Casal improvável: Lindomar Castilho e a bela Eliane de Grammont, em cena pouco rara de sorrisos durante a gravidez da cantora
- Ediwilson dos Santos -
Era
perto da meia-noite quando os frequentadores do bar Café Belle Époque, localizado
no bairro Bela Vista, de São Paulo, foram surpreendidos com a chegada do famoso
cantor de boleros Lindomar Castilho. O público assistia à apresentação da
cantora Eliane de Grammont e do violonista Carlos Randall, respectivamente, ex-mulher
e primo do artista famoso.
Mas algo estava errado naquela
repentina aparição de Lindomar.

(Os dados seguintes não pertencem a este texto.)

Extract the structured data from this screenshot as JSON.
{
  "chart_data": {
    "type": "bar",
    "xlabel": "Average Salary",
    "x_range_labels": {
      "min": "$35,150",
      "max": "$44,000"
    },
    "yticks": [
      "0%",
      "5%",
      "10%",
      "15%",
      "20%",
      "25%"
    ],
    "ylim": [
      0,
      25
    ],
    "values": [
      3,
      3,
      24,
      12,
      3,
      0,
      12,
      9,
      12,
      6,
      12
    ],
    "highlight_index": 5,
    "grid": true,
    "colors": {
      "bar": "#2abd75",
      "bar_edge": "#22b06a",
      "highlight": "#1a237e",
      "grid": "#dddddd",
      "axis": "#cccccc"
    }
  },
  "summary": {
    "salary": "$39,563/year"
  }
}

Nitidamente transtornado, as pessoas o viram
olhando fixo e se dirigindo para o palco, onde os artistas estavam de costas
para a porta por onde Lindomar havia entrado. Ao se aproximar, ele sacou um
revólver da cintura, o empunhou com as duas mãos e sem dizer uma palavra,
disparou cinco vezes.
O
pânico tomou conta dos frequentadores do bar. Correria geral. Parte dos homens
investiu contra Lindomar, impedindo-o de deixar a cena do crime. E ao verem a
bestialidade que ele havia cometido, passaram a espanca-lo sem piedade. O
linchamento só não foi concretizado porque algumas das testemunhas pediram pela
vida do cantor. E logo chegaram inúmeras viaturas da polícia e ambulâncias.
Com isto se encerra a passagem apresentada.